WiFi on Steroids: Could ’White Space’ save Canada’s Internet?

A Texan grandma is years ahead of any Canadian, technologically speaking. She was the first to tap into a fledgling White Space broadband network, using technology that could allow broadband WiFi access to be blanketed over entire populations, much like a radio station’s signal.

In February of 2009, the U.S. switched over to digital TV, and the nation’s supply of rabbit-ear antennae instantly became worthless. The switchover freed valuable low-frequency UHF spectrum—the kind that goes through walls. Canada will follow suit this August.

Google co-founder Larry Page calls White Space “WiFi on Steroids,” referring not only to the technology’s reach, but also to the blazing speeds it could enable. Others call it “Super Wifi,” which nerds argue is technically inaccurate. But no one is arguing about the fact that White Space has the potential to completely disrupt the ISP business, rendering irrelevant the entire expensive “last mile” issue—those millions of cables leading into millions of homes.

How will White Space happen? Google has pondered the possibility of providing White Space access for free to test communities. Their rationale? The easier it is for people to use the Internet, the more people will use the Internet, and the better for Google. If the project is deemed a success, the search giant could simply destroy the ISP business, obliterating the subscription model entirely.

Alternatively, governments could invest in White Space infrastructure and provide access as a free public utility, like water fountains in parks.
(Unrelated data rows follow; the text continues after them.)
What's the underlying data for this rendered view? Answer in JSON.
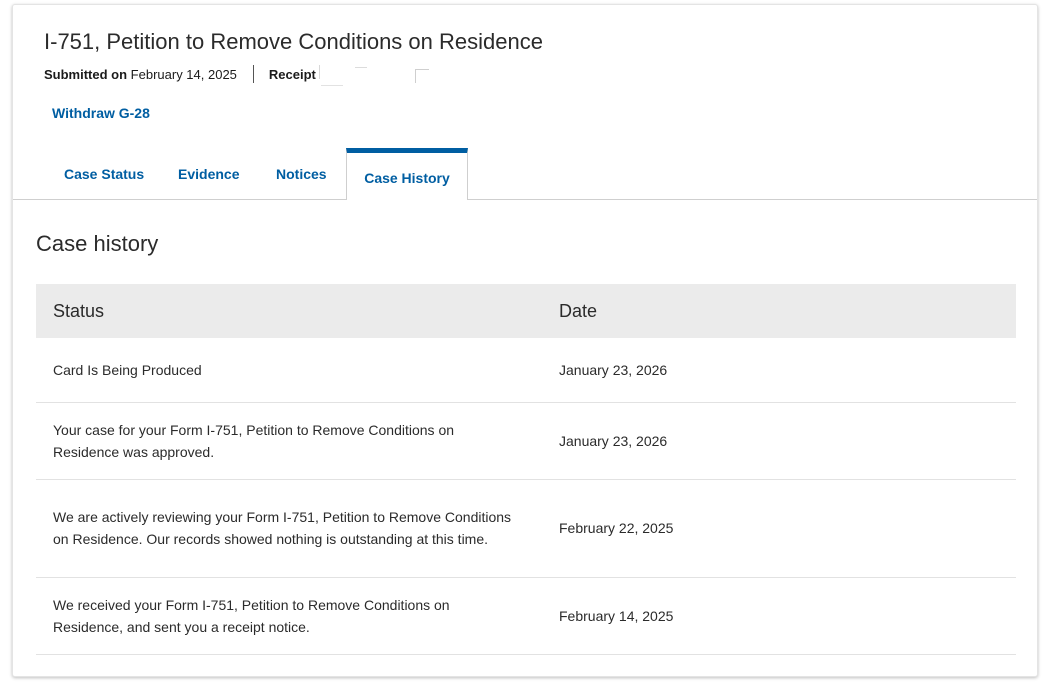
{
  "case": {
    "form_title": "I-751, Petition to Remove Conditions on Residence",
    "submitted_label": "Submitted on",
    "submitted_date": "February 14, 2025",
    "receipt_label": "Receipt",
    "withdraw_link": "Withdraw G-28"
  },
  "tabs": [
    {
      "label": "Case Status",
      "active": false
    },
    {
      "label": "Evidence",
      "active": false
    },
    {
      "label": "Notices",
      "active": false
    },
    {
      "label": "Case History",
      "active": true
    }
  ],
  "history": {
    "title": "Case history",
    "columns": {
      "status": "Status",
      "date": "Date"
    },
    "rows": [
      {
        "status": "Card Is Being Produced",
        "date": "January 23, 2026"
      },
      {
        "status": "Your case for your Form I-751, Petition to Remove Conditions on Residence was approved.",
        "date": "January 23, 2026"
      },
      {
        "status": "We are actively reviewing your Form I-751, Petition to Remove Conditions on Residence. Our records showed nothing is outstanding at this time.",
        "date": "February 22, 2025"
      },
      {
        "status": "We received your Form I-751, Petition to Remove Conditions on Residence, and sent you a receipt notice.",
        "date": "February 14, 2025"
      }
    ]
  },
  "colors": {
    "link": "#005ea2",
    "header_row_bg": "#ebebeb",
    "text": "#2b2b2b"
  }
}
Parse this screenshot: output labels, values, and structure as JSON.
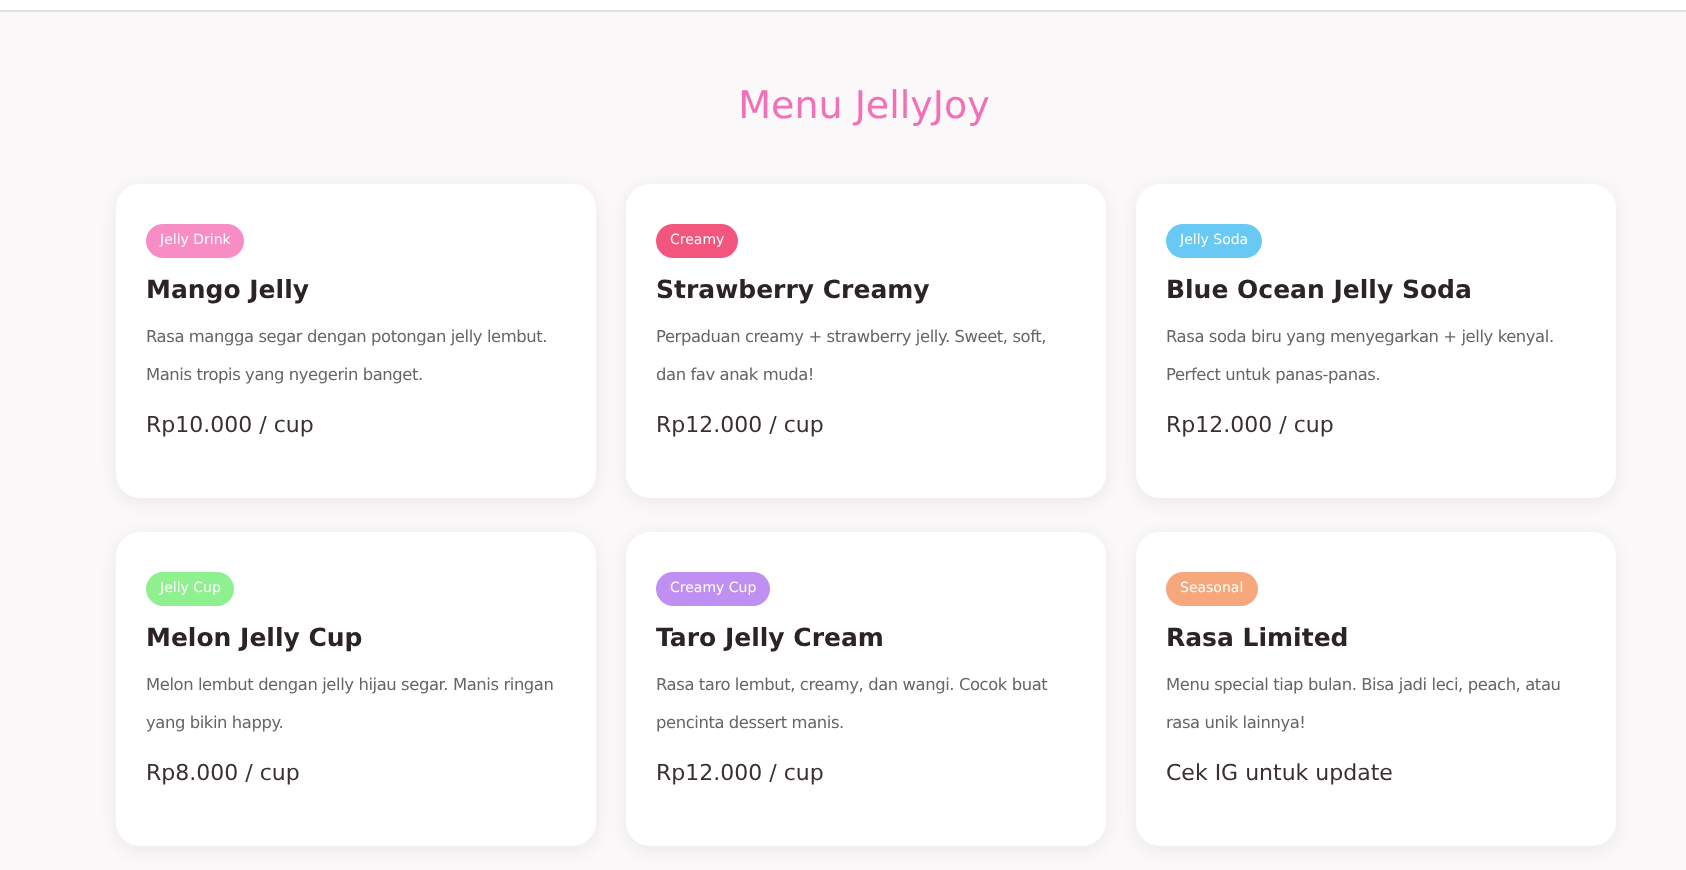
{
  "title": "Menu JellyJoy",
  "items": [
    {
      "badge": "Jelly Drink",
      "color": "#f78dc4",
      "name": "Mango Jelly",
      "description": "Rasa mangga segar dengan potongan jelly lembut. Manis tropis yang nyegerin banget.",
      "price": "Rp10.000 / cup"
    },
    {
      "badge": "Creamy",
      "color": "#f2567e",
      "name": "Strawberry Creamy",
      "description": "Perpaduan creamy + strawberry jelly. Sweet, soft, dan fav anak muda!",
      "price": "Rp12.000 / cup"
    },
    {
      "badge": "Jelly Soda",
      "color": "#69c9f5",
      "name": "Blue Ocean Jelly Soda",
      "description": "Rasa soda biru yang menyegarkan + jelly kenyal. Perfect untuk panas-panas.",
      "price": "Rp12.000 / cup"
    },
    {
      "badge": "Jelly Cup",
      "color": "#8ef08e",
      "name": "Melon Jelly Cup",
      "description": "Melon lembut dengan jelly hijau segar. Manis ringan yang bikin happy.",
      "price": "Rp8.000 / cup"
    },
    {
      "badge": "Creamy Cup",
      "color": "#c08ff2",
      "name": "Taro Jelly Cream",
      "description": "Rasa taro lembut, creamy, dan wangi. Cocok buat pencinta dessert manis.",
      "price": "Rp12.000 / cup"
    },
    {
      "badge": "Seasonal",
      "color": "#f7a77c",
      "name": "Rasa Limited",
      "description": "Menu special tiap bulan. Bisa jadi leci, peach, atau rasa unik lainnya!",
      "price": "Cek IG untuk update"
    }
  ]
}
Or, new ISP entrants could bid on the spectrum and provide a competitive alternative to the existing players. Or universities could provide access, which is already happening in Houston, thanks to Rice University and the National Science Foundation.

But before any of that happens here, Canada will again have to follow America’s lead; the FCC approved the unlicensed use of White Space in November of ’08. The CRTC Industry Canada has yet to make any such commitment, and may choose instead to privatize the spectrum.